All Levels All the Time
I advise not labeling your fitness level, or anybody else’s for that matter. What’s “beginner” anyway? Someone could have been taking Pilates class for years and still call themselves a beginner.
And what does “advanced” mean? I had a legit professional cyclist take my class last week. He raced in the Tour de France and had big sponsorship from a bike manufacturer, but he struggled to sit cross-legged at the starting line of yoga.
Fitness level is really hard to gauge. First off, we all have strengths and weaknesses. I just saw a toddler (wearing a diaper) run so fast in the playground, his mom couldn’t catch up to him!
Two, your physical state is dynamic. It changes from day to day, sometimes from hour to hour. Do you know, I’ll get out of breath very quickly if I am sleep deprived?

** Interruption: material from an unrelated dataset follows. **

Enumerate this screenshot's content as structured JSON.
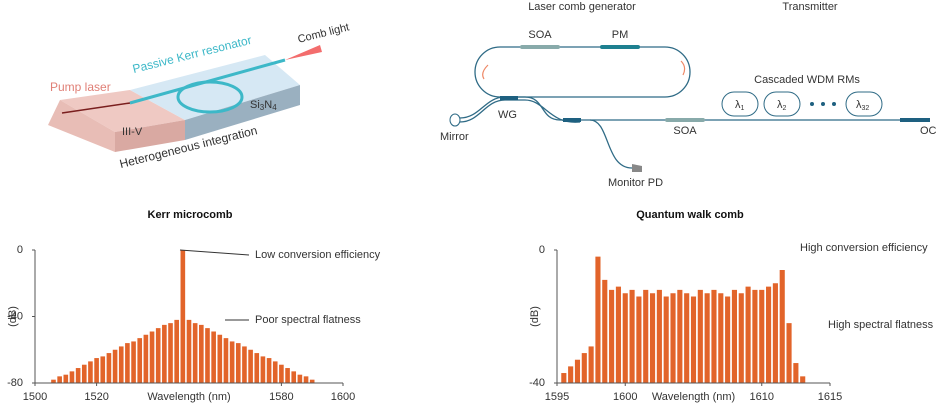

Three, fitness is nuanced and the most exciting parts of it can’t be quantified. I mean, no one ever thinks about being nice and bendy, or about breathing calmly (low slow flow!), and about having a naturally graceful gate. Many fit pros don’t think these attributes have anything to do with fitness level. Oh, but they do! (And I’ll take a graceful gate over an 8minute mile any day….)
Then (and this is the one I really want to hammer home today), the deeper you and I dive into well-being, the more we realize the mind and the spirit need to be “fit” too. Yup, it’s all levels all the time, party people! We gotta meet ourselves where we’re at and throw those labels out the window.